Apple's T2 chip won't allow third-party repairs to your MacBook

Joanna Estrada
November 13, 2018

Apple at its October hardware event last month announced the launch of the new MacBook Air and Mac mini models in its PC lineup. Because while some part of the new Macs and MacBooks can be replaced with no problem or issue, some parts, like the logic board and Touch ID fingerprint sensor, would now require official re-authentication using a diagnostic tool that only Apple provides to its authorized service providers.

This could be just another step to ensure Apple products are repaired with authorized service centers or an attempt to grab some market share from third-party fix services. However, it didn't confirm if this extends to last year's iMac Pro - the T2 chip's first host. Or it could be a threat to keep their authorised network in line. "We just don't know". That victory, however, might have been short-lived at least as far as Apple's latest Mac products are concerned. This piece of silicon is responsible for quite a number of things, like storing cryptographic keys, processing Touch ID data, protecting mics from being remotely hacked and control, and even responding to Siri prompts without pressing a button. So it makes sense that Apple is preventing unauthorized shops from replacing critical parts. However, it's unclear if the T2 chip also restricts replacements for more common parts like the display, speaker, and keyboard. Lately, this new technology by Apple has been in the talks for all the right reasons, however, as per the latest report by Verge, there might be more to the new T2 chip, and it might not be all that good for the consumers.

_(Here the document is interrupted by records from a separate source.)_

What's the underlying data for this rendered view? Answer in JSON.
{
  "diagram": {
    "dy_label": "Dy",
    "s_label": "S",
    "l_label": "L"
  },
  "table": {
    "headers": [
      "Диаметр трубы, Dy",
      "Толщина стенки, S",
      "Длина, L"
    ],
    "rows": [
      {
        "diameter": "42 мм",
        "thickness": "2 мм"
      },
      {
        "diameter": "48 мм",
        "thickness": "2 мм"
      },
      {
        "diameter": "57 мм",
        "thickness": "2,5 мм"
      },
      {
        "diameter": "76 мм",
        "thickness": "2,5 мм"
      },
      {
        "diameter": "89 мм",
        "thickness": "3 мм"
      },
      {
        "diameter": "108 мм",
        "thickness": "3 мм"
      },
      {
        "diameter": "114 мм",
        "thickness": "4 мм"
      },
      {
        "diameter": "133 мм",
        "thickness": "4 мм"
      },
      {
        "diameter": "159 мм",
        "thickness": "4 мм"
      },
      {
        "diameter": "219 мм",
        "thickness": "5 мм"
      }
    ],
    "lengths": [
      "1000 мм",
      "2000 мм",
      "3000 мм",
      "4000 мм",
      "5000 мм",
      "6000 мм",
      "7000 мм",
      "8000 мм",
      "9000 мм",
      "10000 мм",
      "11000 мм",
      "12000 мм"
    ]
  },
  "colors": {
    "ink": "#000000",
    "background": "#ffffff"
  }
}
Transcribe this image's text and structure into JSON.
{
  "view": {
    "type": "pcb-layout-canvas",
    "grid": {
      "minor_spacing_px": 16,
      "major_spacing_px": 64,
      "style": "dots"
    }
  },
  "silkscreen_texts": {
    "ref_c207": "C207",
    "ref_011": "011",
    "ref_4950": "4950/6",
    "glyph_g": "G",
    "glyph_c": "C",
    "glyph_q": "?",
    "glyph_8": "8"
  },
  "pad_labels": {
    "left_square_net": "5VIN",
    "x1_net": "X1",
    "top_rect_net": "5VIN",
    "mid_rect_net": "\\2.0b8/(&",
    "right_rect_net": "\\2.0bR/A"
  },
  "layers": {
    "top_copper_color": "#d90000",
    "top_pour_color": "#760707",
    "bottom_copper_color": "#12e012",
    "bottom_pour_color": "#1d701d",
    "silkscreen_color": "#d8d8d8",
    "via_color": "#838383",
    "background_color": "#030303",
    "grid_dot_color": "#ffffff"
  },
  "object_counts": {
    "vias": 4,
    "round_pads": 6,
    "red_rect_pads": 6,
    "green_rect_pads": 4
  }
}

The custom T2 chip is integrated with the logic board on all Macs from the late 2017 iMac Pro forward. However, it couldn't list out the repairs which were required or the devices which were affected. Of course, the company could flip the switch on this at any time. You could argue that Apple does this to make sure the parts you get via repairs are authentic and high-quality. But its introduction on more and more Apple devices hints towards the fact that Apple might be locking down its devices to prevent third-party repairs. Repairs conducted without said tool could basically turn gadgets like the new MacBook Air into expensive and impractical paperweights. We'll have to wait and watch if more common parts' repairs are restricted by the T2 chip.